Quand je me suis réveillée, j'ai vu, au dessus de moi, un plafond blanc qui m'éblouissait. J'entendais un bip sonore fréquent. J'ai tourné la tête. Mon bras était relié à une perfusion. J'ai voulu la retirer. Je me demandais ce que l'on m'avais fait, pourquoi j'étais là. Un homme portant une blouse blanche est entré. « Bonjour, comment vous sentez-vous ? » Il posa sa main sur la mienne pour m'empêcher d'arracher l'aiguille. J'eus un mouvement de recul. C'était un homme que je ne connaissais pas. Qu'est-ce qu'il me voulait ? Pourquoi était-il là ? Voulait-il me faire du mal ? Une femme est alors entrée à son tour dans la chambre et s'est précipitée vers moi. « N'ayez pas peur.

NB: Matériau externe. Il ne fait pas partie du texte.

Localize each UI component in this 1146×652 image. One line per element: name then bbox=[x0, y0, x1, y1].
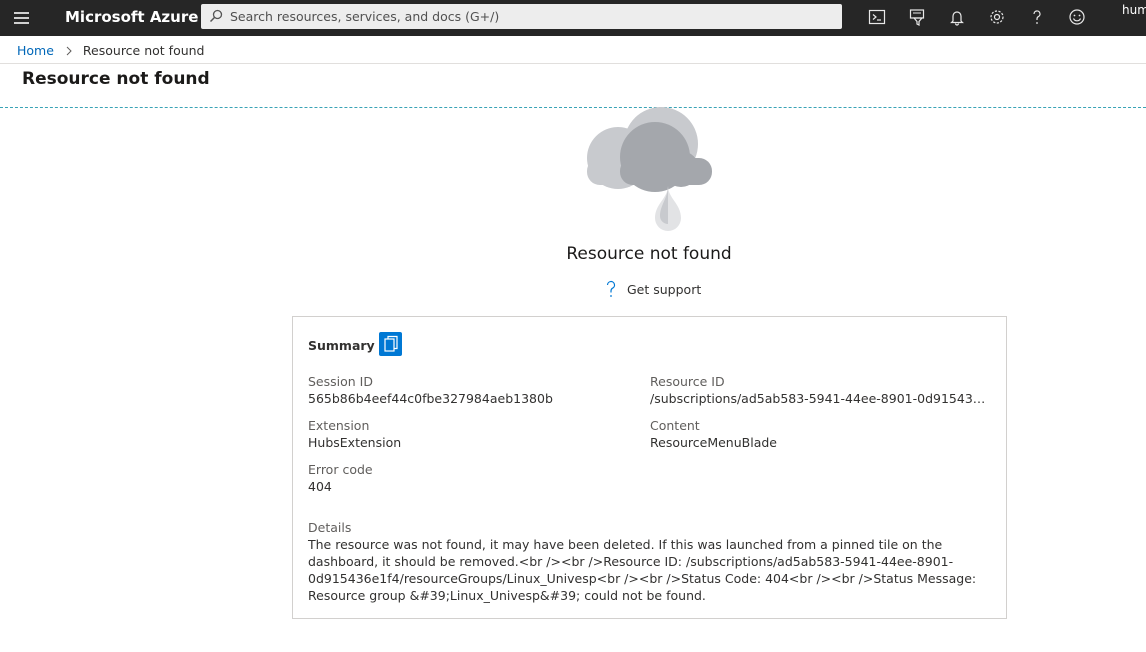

Je suis le docteur Masser, et voici Jane, votre infirmière. Vous n'avez rien à craindre, nous sommes là pour vous aider. » Un médecin ? Une infirmière ? C'est quoi ce bordel ? Mais où est-ce que je suis ? Que m'est-il arrivé ? Pleins de questions se disputaient dans ma tête. Je ne savais pas comment réagir. Le médecin me posa des questions : « Est-ce que vous avez mal quelque part ? Ressentez-vous une gêne quelconque ? » Bref, que des questions sur mon état de santé. Le docteur est sorti., mais Jane est restée avec moi. Elle s'est assise sur le lit et m'a parlé avec une voie très apaisante. Elle me répétait que je n'étais pas seule, qu'elle ferait tout pour m'aider, qu'un jour ça irait mieux. Je ne savais pas trop pourquoi elle me disait tout ça, quand soudain elle prononça le mot « hôpital ». C'était là que je me trouvais. Certaines choses prenaient du sens dans ma tête. Une autre femme est entrée dans la chambre, accompagnée du docteur Masser. Elle m'a regardée et s'est assise à la place de Jane. Sur le moment, je ne l'ai pas reconnue. Elle m'a pris la main et s'est mise à pleurer. « Oh ! Ma petite fille chérie ! Je suis tellement désolée ! » Et là, j'ai réalisé. C'était ma mère.